Why Every Merchant Now has to be an E-commerce Merchant

Nicholas Ferrari on 02/9/2021
Consumer preferences have shifted to shopping and ordering online, and businesses need to meet their demands.

The year 2020 will go down in history for many firsts. The first pandemic most people have lived through, the first time protective face masks became as commonplace in America as they’ve been in Asia, and the first time retailers ran out of viable excuses for not operating as e-commerce merchants.

As the coronavirus pandemic descended on the U.S. last year and shut store doors nationwide, restaurants and retailers found themselves casting for alternatives to a revenue stream that was quickly running dry. Restaurants fortunate enough to have the foresight to evolve into e-commerce merchants when it mattered most benefited from the sudden surge in online ordering.  And shoppers embraced new ways of retrieving purchases placed online, whether from the safety of their cars via curbside service or limiting the amount of time spent inside brick and mortar, courtesy of buy online, pickup in store (BOPIS) services.

How Rapid Changes Impacted Payments

Naturally, you’re wondering how this rapidly shifting landscape affects the world of payments. For one, it means merchants can no longer survive on a bare-bones payment platform.

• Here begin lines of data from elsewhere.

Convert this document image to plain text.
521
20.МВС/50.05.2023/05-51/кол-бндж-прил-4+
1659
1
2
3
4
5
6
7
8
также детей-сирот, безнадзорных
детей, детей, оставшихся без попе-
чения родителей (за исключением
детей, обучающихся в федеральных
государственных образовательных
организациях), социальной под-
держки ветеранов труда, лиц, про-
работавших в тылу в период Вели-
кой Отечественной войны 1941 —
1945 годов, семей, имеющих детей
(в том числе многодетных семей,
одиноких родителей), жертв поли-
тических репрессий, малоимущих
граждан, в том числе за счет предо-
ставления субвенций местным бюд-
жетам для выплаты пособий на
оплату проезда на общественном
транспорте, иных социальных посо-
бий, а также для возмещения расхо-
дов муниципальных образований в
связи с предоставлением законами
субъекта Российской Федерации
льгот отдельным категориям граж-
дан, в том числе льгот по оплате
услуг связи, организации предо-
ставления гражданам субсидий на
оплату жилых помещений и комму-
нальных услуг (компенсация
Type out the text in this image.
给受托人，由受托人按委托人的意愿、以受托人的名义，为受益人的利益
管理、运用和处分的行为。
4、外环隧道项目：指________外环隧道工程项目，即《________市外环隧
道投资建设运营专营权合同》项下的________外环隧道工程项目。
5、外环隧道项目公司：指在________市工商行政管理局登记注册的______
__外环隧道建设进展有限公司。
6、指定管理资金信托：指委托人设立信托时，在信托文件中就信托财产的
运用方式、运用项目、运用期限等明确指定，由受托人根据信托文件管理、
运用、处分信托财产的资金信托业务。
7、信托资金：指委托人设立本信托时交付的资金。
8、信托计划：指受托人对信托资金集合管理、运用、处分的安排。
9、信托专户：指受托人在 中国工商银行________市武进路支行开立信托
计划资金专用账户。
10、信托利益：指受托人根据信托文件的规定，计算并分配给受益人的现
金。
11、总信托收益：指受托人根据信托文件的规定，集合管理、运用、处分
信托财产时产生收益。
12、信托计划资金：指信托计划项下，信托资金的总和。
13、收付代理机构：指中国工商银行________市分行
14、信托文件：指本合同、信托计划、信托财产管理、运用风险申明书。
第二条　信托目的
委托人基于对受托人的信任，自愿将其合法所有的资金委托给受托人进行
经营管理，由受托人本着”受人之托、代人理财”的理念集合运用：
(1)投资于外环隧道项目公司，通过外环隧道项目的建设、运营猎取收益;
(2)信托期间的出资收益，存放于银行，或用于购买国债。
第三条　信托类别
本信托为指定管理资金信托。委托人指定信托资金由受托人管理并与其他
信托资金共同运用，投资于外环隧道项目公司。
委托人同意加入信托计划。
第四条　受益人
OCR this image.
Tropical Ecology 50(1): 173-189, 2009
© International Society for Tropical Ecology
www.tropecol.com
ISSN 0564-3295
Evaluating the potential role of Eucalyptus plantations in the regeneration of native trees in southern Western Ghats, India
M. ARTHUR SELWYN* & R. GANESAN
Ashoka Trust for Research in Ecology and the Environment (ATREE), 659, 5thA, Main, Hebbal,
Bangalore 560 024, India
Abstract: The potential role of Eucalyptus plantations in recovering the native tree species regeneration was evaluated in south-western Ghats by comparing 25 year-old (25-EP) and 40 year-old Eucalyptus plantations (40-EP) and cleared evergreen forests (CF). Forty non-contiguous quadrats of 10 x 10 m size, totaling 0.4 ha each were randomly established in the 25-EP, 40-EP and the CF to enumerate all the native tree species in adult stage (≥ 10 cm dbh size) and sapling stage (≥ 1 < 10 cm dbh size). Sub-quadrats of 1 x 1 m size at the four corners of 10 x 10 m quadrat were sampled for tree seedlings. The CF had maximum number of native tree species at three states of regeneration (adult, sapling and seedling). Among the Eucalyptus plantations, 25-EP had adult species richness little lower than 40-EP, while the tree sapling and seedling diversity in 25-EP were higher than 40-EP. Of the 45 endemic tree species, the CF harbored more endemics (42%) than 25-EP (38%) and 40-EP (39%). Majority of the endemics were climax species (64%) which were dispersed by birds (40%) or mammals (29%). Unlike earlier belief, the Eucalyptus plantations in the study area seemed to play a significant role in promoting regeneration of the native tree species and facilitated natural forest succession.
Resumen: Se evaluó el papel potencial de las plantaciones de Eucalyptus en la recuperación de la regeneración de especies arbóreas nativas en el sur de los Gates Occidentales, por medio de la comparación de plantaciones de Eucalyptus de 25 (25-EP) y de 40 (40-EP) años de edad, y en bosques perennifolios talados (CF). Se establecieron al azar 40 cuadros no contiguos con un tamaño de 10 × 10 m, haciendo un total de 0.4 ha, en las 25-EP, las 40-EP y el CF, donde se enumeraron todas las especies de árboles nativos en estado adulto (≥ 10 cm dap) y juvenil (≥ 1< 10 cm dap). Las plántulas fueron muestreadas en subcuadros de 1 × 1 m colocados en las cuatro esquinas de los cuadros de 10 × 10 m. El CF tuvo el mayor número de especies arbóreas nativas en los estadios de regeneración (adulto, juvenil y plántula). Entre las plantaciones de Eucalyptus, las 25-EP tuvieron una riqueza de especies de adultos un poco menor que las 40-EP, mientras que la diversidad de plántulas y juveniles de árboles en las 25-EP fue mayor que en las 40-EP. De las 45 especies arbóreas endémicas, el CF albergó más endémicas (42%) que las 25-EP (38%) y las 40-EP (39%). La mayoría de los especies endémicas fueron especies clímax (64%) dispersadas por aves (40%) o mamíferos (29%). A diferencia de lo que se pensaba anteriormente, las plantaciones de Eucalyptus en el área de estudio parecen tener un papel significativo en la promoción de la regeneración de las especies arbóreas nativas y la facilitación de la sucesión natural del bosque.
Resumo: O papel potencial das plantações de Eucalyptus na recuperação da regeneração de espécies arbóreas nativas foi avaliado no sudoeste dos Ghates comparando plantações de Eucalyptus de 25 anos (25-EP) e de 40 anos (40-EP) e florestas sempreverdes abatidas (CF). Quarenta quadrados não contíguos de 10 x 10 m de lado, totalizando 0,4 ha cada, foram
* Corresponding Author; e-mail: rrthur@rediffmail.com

Businesses serving the modern consumer must offer the flexible and feature-rich experience that savvy shoppers require. The right platform not only will be able to manage the standard card-present transactions but must also provide payment gateway functionality that makes card-not-present transactions a breeze for consumers embracing the convenience of the web.

There’s a good reason why e-commerce merchants—which in reality is now every merchant—need one system to do it all. A single, unified point-of-sale solution simplifies reporting and reconciliation, reducing the complexities of managing multiple platforms for each task. The more systems merchants have to touch, the more likely they are to introduce errors and inefficiencies—and no one wants technology to make their lives a hassle.

Online, In-Store

Of course, not every consumer is making all purchases online, but their preferences for in-store payments also changed. COVID-19 sent contactless payments soaring. According to the National Retail Federation, 69 percent of retailers have seen an uptick in “no-touch” payments. About 20 percent of consumers made a tap-and-go payment for the first time during the pandemic, but merchants without NFC-enabled technology are also able to use text-to-pay and QR code payments, leveraging digital payment portals, to create touchless experiences.

Still Finding the Way

More than 10 months into the pandemic, businesses are still coming to grips with operating through lockdowns and reopenings—the fits and starts that make uncertainty the sole constant in a state of unending change. If nothing else, COVID-19 has laid bare the urgent need for businesses to become e-commerce merchants in an effort to ensure their survival when the post-pandemic dust settles. In-person business is likely to return one day as the primary revenue driver for some, but for now, relying on a storefront presence for sales won’t make ends meet.

The coronavirus crisis fanned the flames of a consumer-led digital revolution that overnight leaped from “someday” status to “right now” urgency. No matter what happens tomorrow and the consumer whims that may come and go, businesses must equip themselves with a payment platform that can withstand the winds of change, however they blow. Merchants that give themselves an e-commerce—or better, omnichannel—makeover now will be secure in the knowledge that they’ve laid the foundation for success, whatever the future should bring.